Ce texte donne l'identité précise des trente-sept paysans (parmi lesquels des Poggiolais) qui ont osé semer dans la zone interdite(2). Il donne "les quantités exactes utilisées, en blé, en orge et en seigle, pour un montant total de 441 mezini, correspondant donc à une surface de l'ordre de deux cents hectares en tout." (François PAOLI, "Letia et la région de Vico", p. 37).
On y apprend aussi que la plupart de ces irréductibles vivent dans des baraques en bois ou dans des cabanes.
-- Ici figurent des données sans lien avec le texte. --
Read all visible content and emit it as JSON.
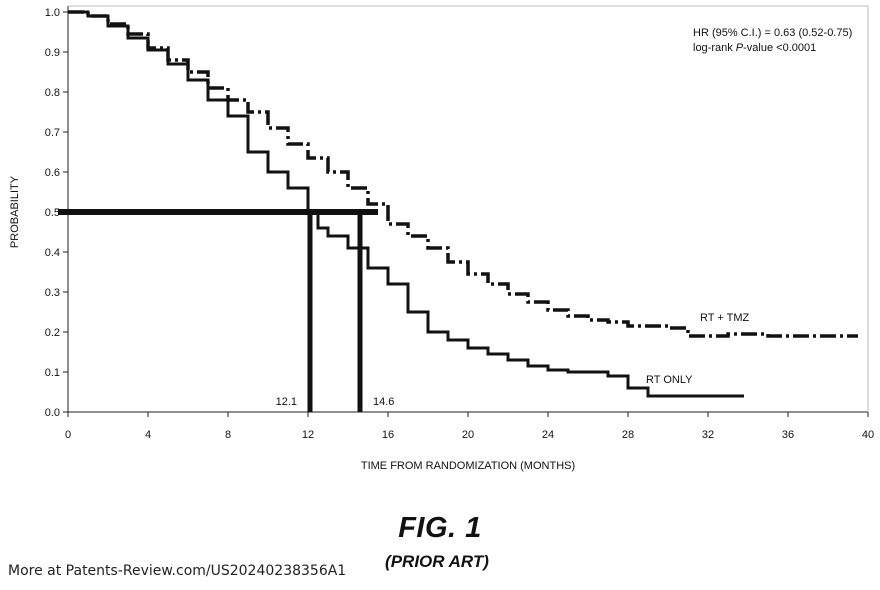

Il semble que les contrevenants n'aient finalement eu que des amendes à payer. Il est vrai que, pour les Génois, le danger s'éloignait. Rinuccio della Rocca était mort en 1511 et Giovan Paolo de Leca en 1515. La disabitazione avait foudroyé leurs partisans.
En 1516, le repeuplement fut autorisé dans la pieve de Sia (Ota). En 1517, une lettre du chanoine de Sagone, Giovan Francesco delle Cristinacce, demande que Letia en bénéficie également. Elle semble avoir reçu un accueil favorable, et on peut supposer que les villages voisins, comme POGGIOLO, en ont profité.
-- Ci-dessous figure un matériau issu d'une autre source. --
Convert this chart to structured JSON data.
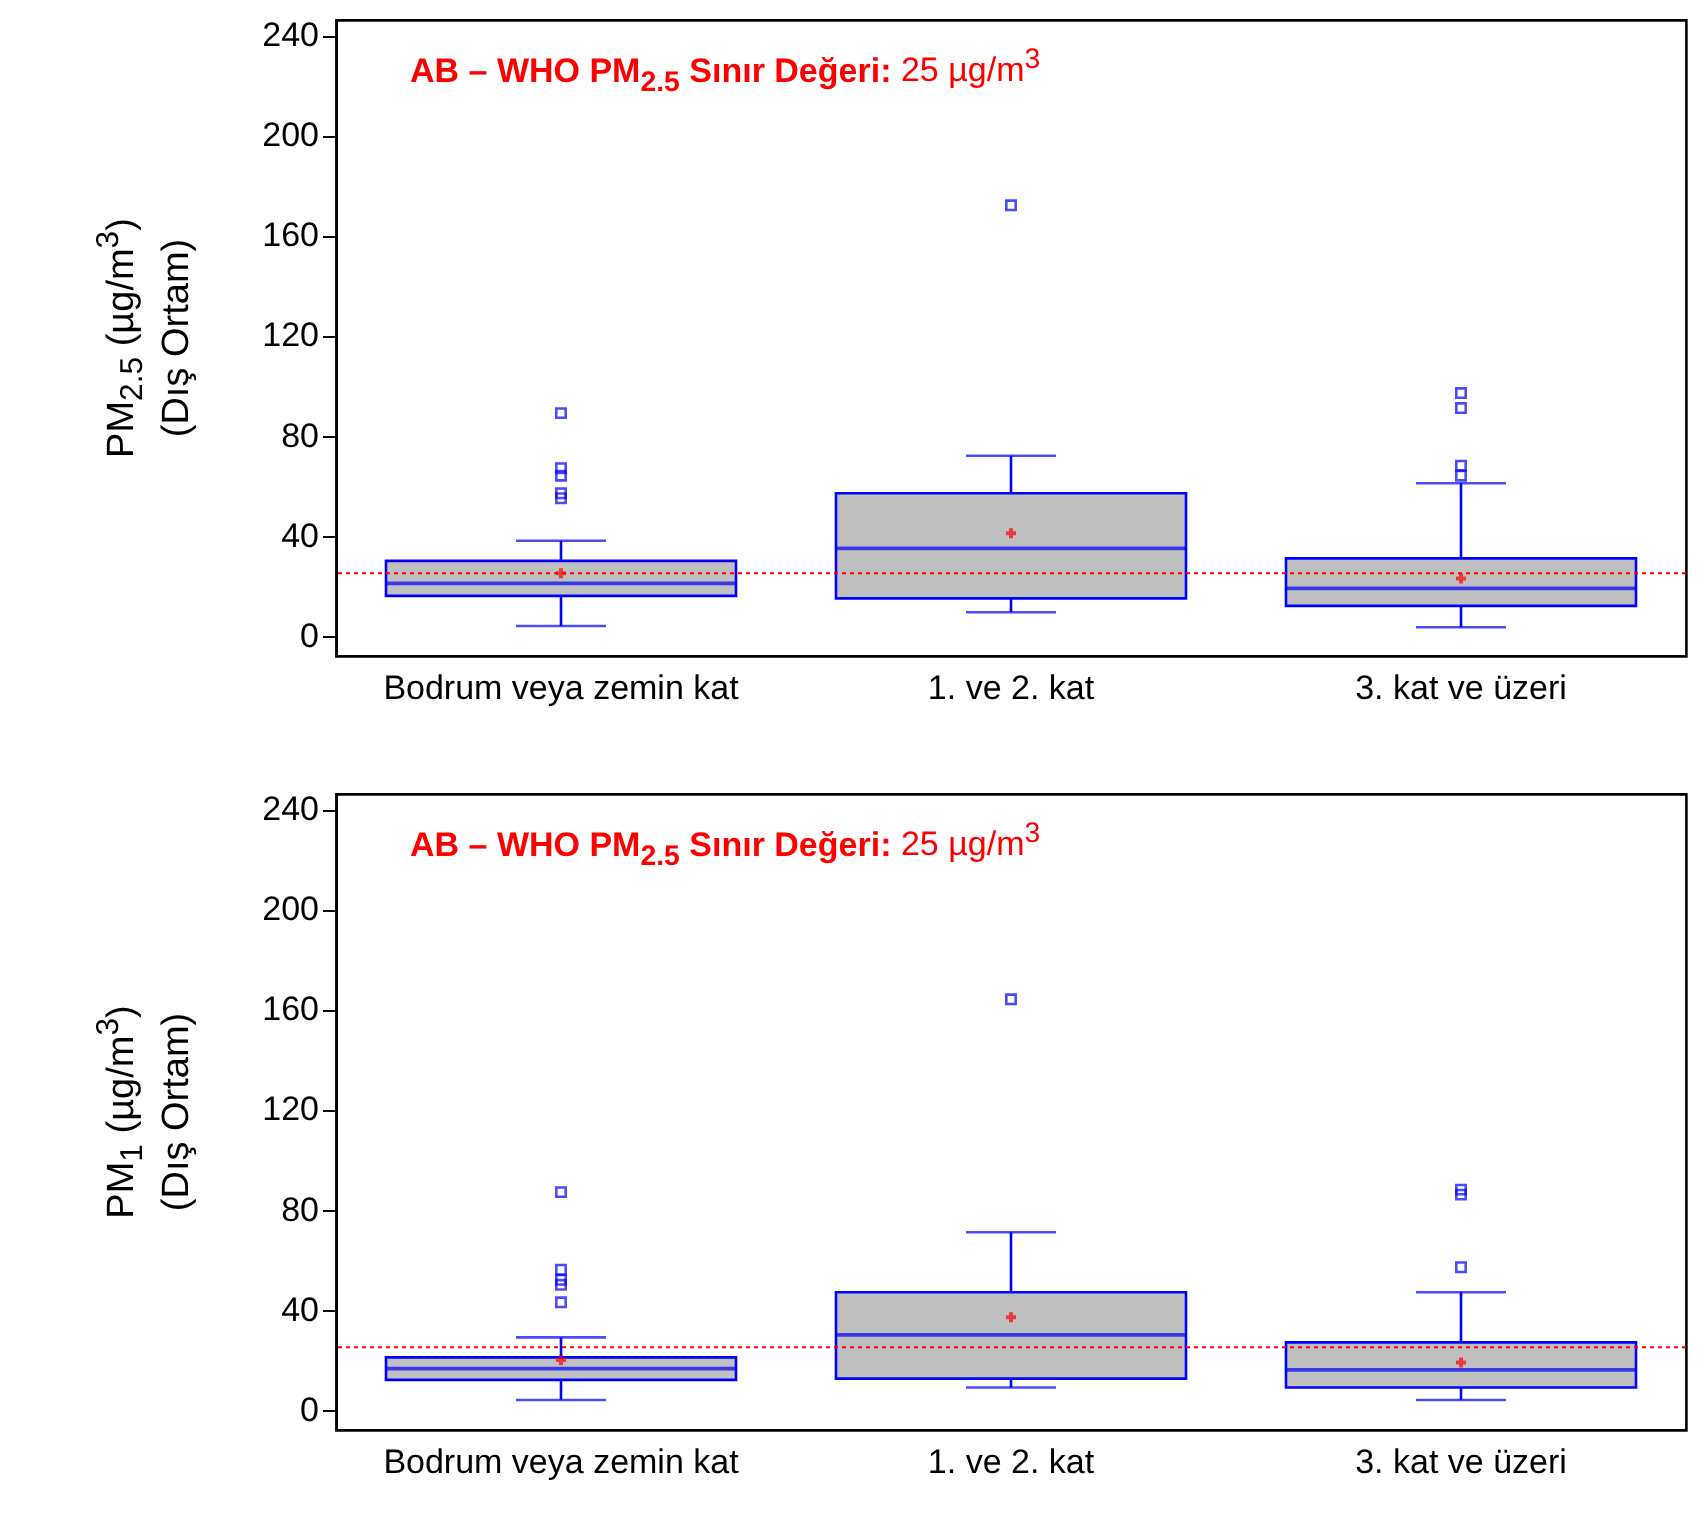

La preuve du renouveau est en tout cas fournie par Agostino GIUSTINIANI, évêque de Nebbio depuis
1515, qui, en 1530, dans sa "Description de la Corse", parle du village de "Podiolo" et d'un autre plus petit, les "Soprane".
Cette vivacité justifie l'antienne que plusieurs générations ont entonnée:
Poggiolo est bâti sur roc,
Poggiolo ne périra pas.
Mais combien de familles poggiolaises ont-elles complètement
disparu? Combien sont-elles à être revenu es de ces exils? Combien de Poggiolais d'aujourd'hui ont-ils des ancêtres qui vivaient au village avant ces "années
zéro"?
P.S.: Pour SOCCIA, Jean-Baptiste PAOLI, dans "Histoire d'un petit village de montagne au
cœur de la Corse du Sud", relève que le registre des tailles de 1537 compte vingt-trois
feux, ce qui montre que ce village avait alors lui aussi retrouvé son
importance.
(à suivre)
(1) les Soprane étaient une partie de Poggiolo dont il reste encore une petite trace dans le maquis au-dessus du village actuel et qui comptait 14 feux sur le registre des "taglie" de 1537.
(2) Malheureusement, les ouvrages qui ont servi à rédiger cet article n'en recopient pas la liste.